Thickness-dependent properties of transparent conductive oxides for epsilon-near-zero applications

TL;DR

This paper demonstrates how the optical properties of transparent conductive oxides can be tuned by adjusting film thickness, enabling enhanced ENZ effects and potential for all-optical switching devices.

Contribution

It introduces a method to control ENZ resonance in TCO films through thickness variation, expanding their application in tunable photonic devices.

Findings

Thickness-dependent ENZ resonance observed in TCO films.

Thinner films exhibit higher electric field confinement for TM polarization.
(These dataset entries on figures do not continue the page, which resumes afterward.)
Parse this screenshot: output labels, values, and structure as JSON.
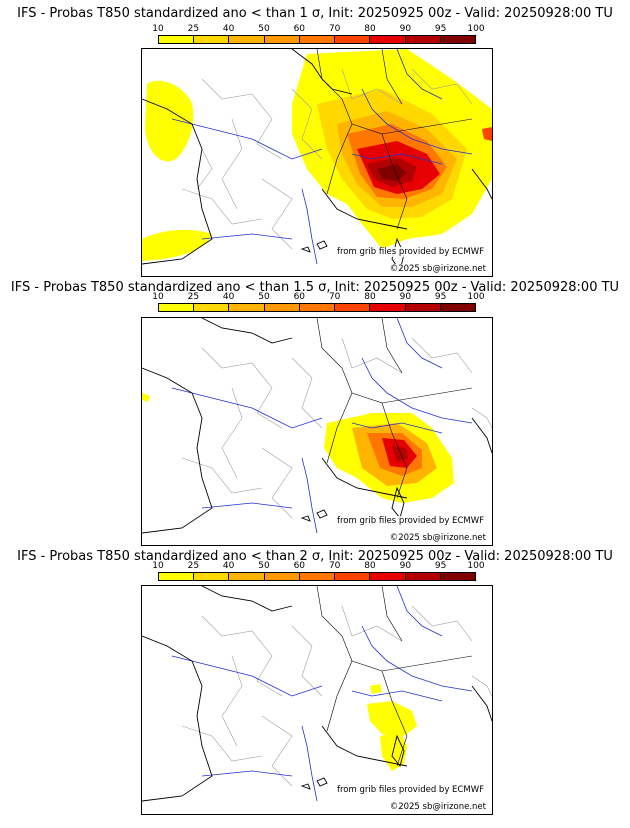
{
  "panels": [
    {
      "title": "IFS - Probas T850  standardized ano < than 1 σ, Init: 20250925 00z - Valid: 20250928:00 TU"
    },
    {
      "title": "IFS - Probas T850  standardized ano < than 1.5 σ, Init: 20250925 00z - Valid: 20250928:00 TU"
    },
    {
      "title": "IFS - Probas T850  standardized ano < than 2 σ, Init: 20250925 00z - Valid: 20250928:00 TU"
    }
  ],
  "colorbar": {
    "ticks": [
      "10",
      "25",
      "40",
      "50",
      "60",
      "70",
      "80",
      "90",
      "95",
      "100"
    ],
    "colors": [
      "#ffff00",
      "#ffd800",
      "#ffb400",
      "#ff9900",
      "#ff7700",
      "#ff4400",
      "#e60000",
      "#b30000",
      "#800000"
    ]
  },
  "credits": {
    "source": "from grib files provided by ECMWF",
    "copyright": "©2025 sb@irizone.net"
  },
  "map_layers": {
    "coast_color": "#000000",
    "border_color": "#000000",
    "river_color": "#2233cc",
    "admin_color": "#a0a0a0"
  }
}
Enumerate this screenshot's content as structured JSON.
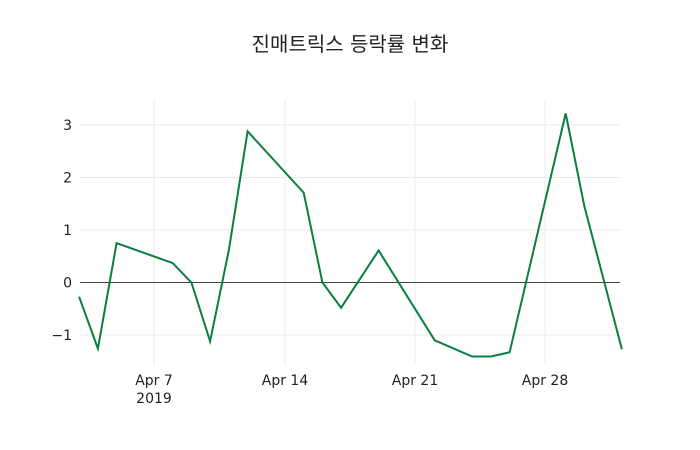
{
  "chart_data": {
    "type": "line",
    "title": "진매트릭스 등락률 변화",
    "xlabel": "",
    "ylabel": "",
    "x": [
      "2019-04-03",
      "2019-04-04",
      "2019-04-05",
      "2019-04-08",
      "2019-04-09",
      "2019-04-10",
      "2019-04-11",
      "2019-04-12",
      "2019-04-15",
      "2019-04-16",
      "2019-04-17",
      "2019-04-19",
      "2019-04-22",
      "2019-04-24",
      "2019-04-25",
      "2019-04-26",
      "2019-04-29",
      "2019-04-30",
      "2019-05-02"
    ],
    "series": [
      {
        "name": "등락률",
        "color": "#0a7f3f",
        "values": [
          -0.27,
          -1.26,
          0.75,
          0.37,
          0.0,
          -1.12,
          0.62,
          2.88,
          1.71,
          0.0,
          -0.48,
          0.61,
          -1.1,
          -1.41,
          -1.41,
          -1.33,
          3.22,
          1.45,
          -1.27
        ]
      }
    ],
    "x_ticks": [
      "Apr 7",
      "Apr 14",
      "Apr 21",
      "Apr 28"
    ],
    "x_tick_year": "2019",
    "y_ticks": [
      "3",
      "2",
      "1",
      "0",
      "−1"
    ],
    "ylim": [
      -1.6,
      3.5
    ],
    "grid": true,
    "zero_line": true
  }
}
Optical properties of TCOs can be tuned in the ENZ regime for device applications.

Abstract

In recent years, epsilon-near-zero (ENZ) materials have attracted much attention due to their unique properties that can be tuned under electrical and optical signals. Furthermore, they allow for a strong enhancement of a nonlinearity close to the ENZ regime, which can have a direct impact on many fields ranging from telecommunications, sensing, quantum optics, to neuromorphic computing. Among the many materials belonging to the ENZ class, transparent conductive oxides (TCOs) are of particular interest because they are very well known to the community and possess very well understood electrical and optical properties. This work extends the direct control of the optical properties of transparent conductive oxides by tailoring the film thickness, which opens new possibilities for ENZ-enhanced photonic applications. It is shown that the thickness-dependent ENZ resonance in the TCO films is equivalent to the power-dependent ENZ resonance as for the same amount of power provided to the TCO film the electric field confinement in the thinner films is highly enhanced for TM polarized light, resulting in the higher electrons effective mass. Thus, the optical properties of TCO can be optically tuned in the ENZ regime, which opens possibilities for a new type of devices that can operate under all-optical switching mechanism.